Both the rules and common democracy back the situation in 2001 and subsequently in 2004. common decency is in there two.
Wally and most readers who understand deomcracy understand exactly what Wakeham meant.
We also understand that Wakeham was wrong. Fundamentally, unalterably, completely and absolutely wrong.
There was nomanipulation involved whatsoever on Grimes' part.
Woah there just a minute, Dennis.
Two points. Firstly, "the people" elected 48 MHAs, of whom the individual (party leader) able to command a majority of their support in the House becomes the Premier, or "first among equals". It's hard to call that a "flaw" in the system. That IS the system. In the UK, for example, caucus can simply dispose of the PM as it chooses. Canada's (and the provinces') method of choosing a leader based on some form of popular support amongst party membership is a pretty good way of moving this power away from the members of a legislature.
Secondly, where's the outrage about Roger Grimes' predecessor? I;m not talking about Brian Tobin, I;m talking about Beaton Tulk. Premier Tulk, God bless him, was unilaterally chosen appointed and SWORN IN as Tobin's successor, not only as interim leader, but as de facto Premier of the province. AND NOBODY SAID A WORD!!!

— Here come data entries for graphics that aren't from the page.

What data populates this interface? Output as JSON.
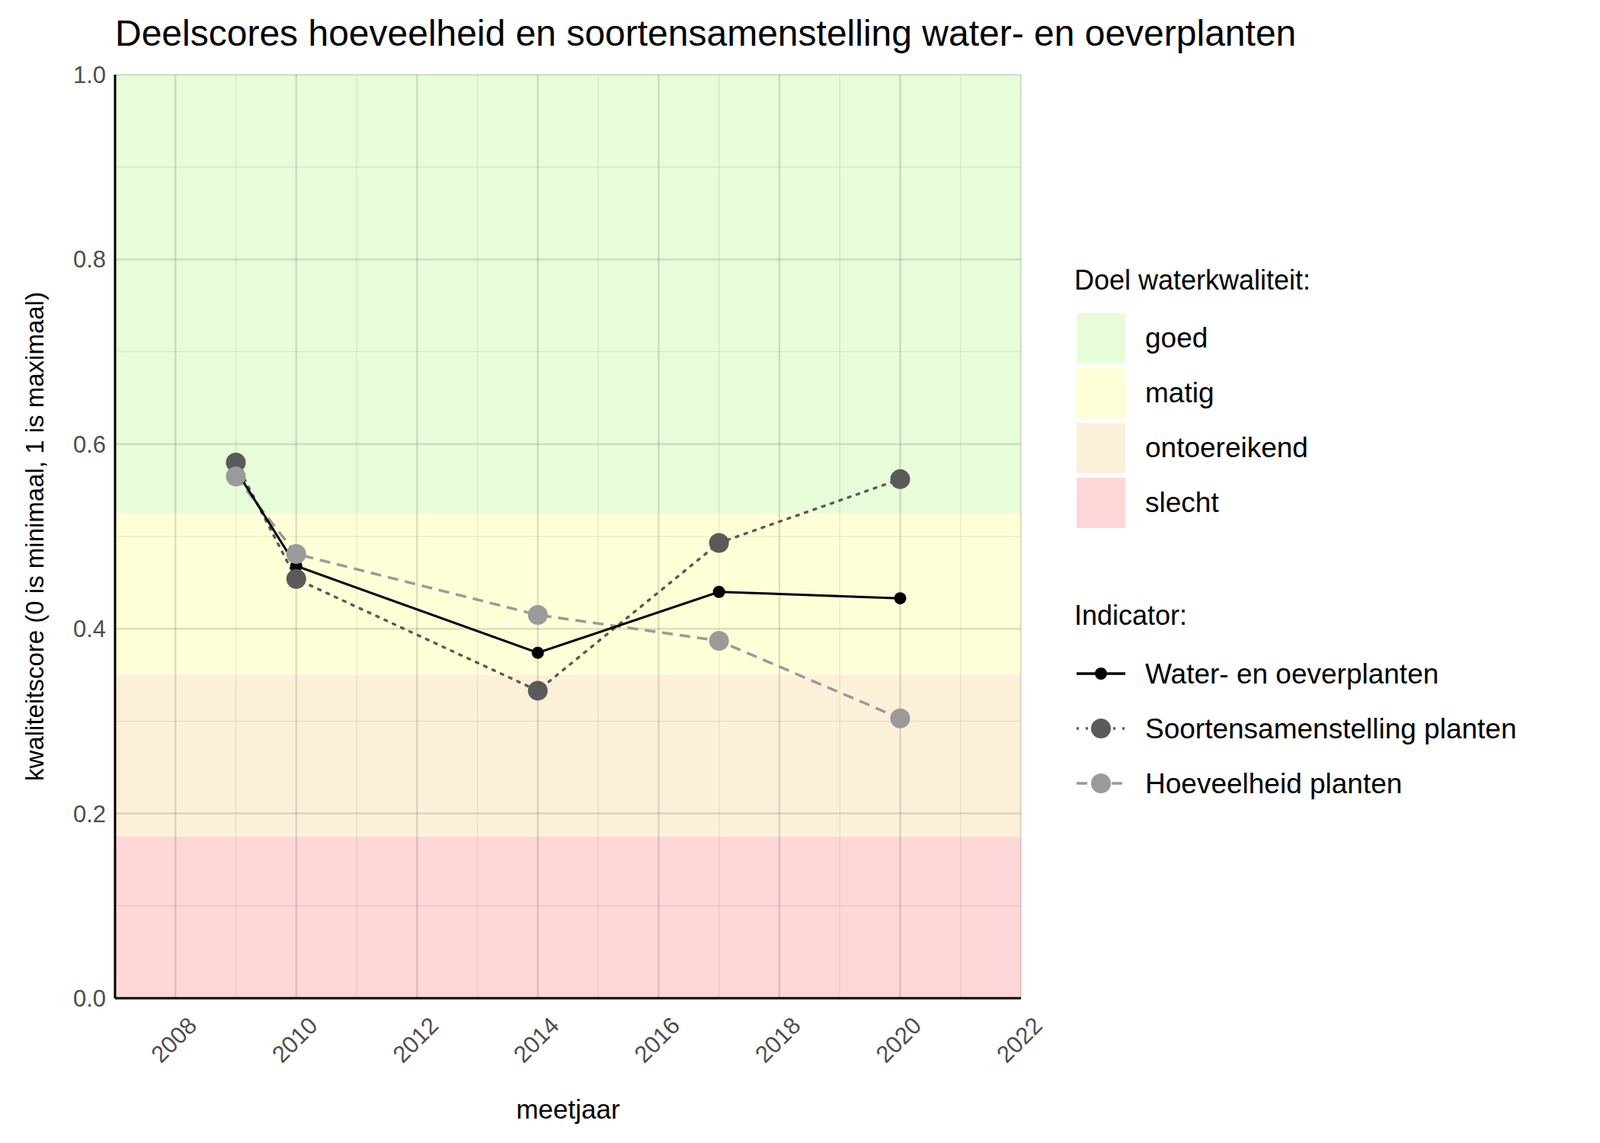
{
  "chart_data": {
    "type": "line",
    "title": "Deelscores hoeveelheid en soortensamenstelling water- en oeverplanten",
    "x_label": "meetjaar",
    "y_label": "kwaliteitscore (0 is minimaal, 1 is maximaal)",
    "x": [
      2009,
      2010,
      2014,
      2017,
      2020
    ],
    "series": [
      {
        "name": "Water- en oeverplanten",
        "color": "#000000",
        "marker": "dot",
        "line_style": "solid",
        "values": [
          0.572,
          0.468,
          0.374,
          0.44,
          0.433
        ]
      },
      {
        "name": "Soortensamenstelling planten",
        "color": "#5a5a5a",
        "marker": "circle",
        "line_style": "dotted",
        "values": [
          0.58,
          0.454,
          0.333,
          0.493,
          0.562
        ]
      },
      {
        "name": "Hoeveelheid planten",
        "color": "#9a9a9a",
        "marker": "circle",
        "line_style": "dashed",
        "values": [
          0.565,
          0.481,
          0.415,
          0.387,
          0.303
        ]
      }
    ],
    "bands": {
      "title": "Doel waterkwaliteit:",
      "items": [
        {
          "name": "goed",
          "from": 0.525,
          "to": 1,
          "color": "#e7fcd9"
        },
        {
          "name": "matig",
          "from": 0.35,
          "to": 0.525,
          "color": "#fefed7"
        },
        {
          "name": "ontoereikend",
          "from": 0.175,
          "to": 0.35,
          "color": "#fdf0d9"
        },
        {
          "name": "slecht",
          "from": 0,
          "to": 0.175,
          "color": "#fed7d9"
        }
      ]
    },
    "legend_title": "Indicator:",
    "legend": "right",
    "grid": true,
    "xlim": [
      2007,
      2022
    ],
    "xticks": [
      2008,
      2010,
      2012,
      2014,
      2016,
      2018,
      2020,
      2022
    ],
    "ylim": [
      0,
      1
    ],
    "yticks": [
      {
        "value": 0,
        "label": "0.0"
      },
      0.2,
      0.4,
      0.6,
      0.8,
      {
        "value": 1,
        "label": "1.0"
      }
    ]
  }
}
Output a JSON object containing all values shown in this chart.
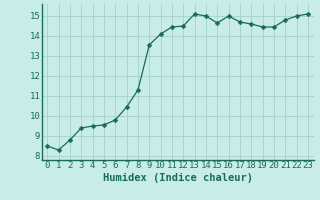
{
  "x": [
    0,
    1,
    2,
    3,
    4,
    5,
    6,
    7,
    8,
    9,
    10,
    11,
    12,
    13,
    14,
    15,
    16,
    17,
    18,
    19,
    20,
    21,
    22,
    23
  ],
  "y": [
    8.5,
    8.3,
    8.8,
    9.4,
    9.5,
    9.55,
    9.8,
    10.45,
    11.3,
    13.55,
    14.1,
    14.45,
    14.5,
    15.1,
    15.0,
    14.65,
    15.0,
    14.7,
    14.6,
    14.45,
    14.45,
    14.8,
    15.0,
    15.1
  ],
  "line_color": "#1a6b5a",
  "marker": "D",
  "marker_size": 2.5,
  "bg_color": "#c8ede8",
  "grid_color": "#a8d5ce",
  "xlabel": "Humidex (Indice chaleur)",
  "xlim": [
    -0.5,
    23.5
  ],
  "ylim": [
    7.8,
    15.6
  ],
  "yticks": [
    8,
    9,
    10,
    11,
    12,
    13,
    14,
    15
  ],
  "xticks": [
    0,
    1,
    2,
    3,
    4,
    5,
    6,
    7,
    8,
    9,
    10,
    11,
    12,
    13,
    14,
    15,
    16,
    17,
    18,
    19,
    20,
    21,
    22,
    23
  ],
  "tick_fontsize": 6.5,
  "xlabel_fontsize": 7.5,
  "label_color": "#1a6b5a"
}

I stand to be corrected, but this may have been the most blatant breach of Westminster protocol in Canada's history, and not one reporter or MHA even questioned it.
Another funny element of Wakeham's story. Sure Meech Lake dominated headlines, and Tobin's leadership ambitions may have piqued an interest in the columnists in and around St. John's, but I would suggest that the things that dominated those respective eras were more like:
- responding to the cod crisis
- the massive retraining of thousands of Newfoundlanders within skilled trades
- expansion and harmonization of the technical college system across the province
- the dawn of fiscal sanity as a virtue in budget-making
- the recognition of tourism as an economic force in the province
- the construction of the Hibernia platform, in NL, by NLers
- the long delayed creation of a truly public school system, devoid of outdated sectarian nonsense
Each and every one of these items had a far more reaching impact on the lives and communities of people in NL than the defeat of Meech Lake, or the Leadership ambitions of Mr. Tobin.
Maybe the fact that our esteemed columnist remembers otherwise says more about the state of our columnists than it does about the state of our political leaders.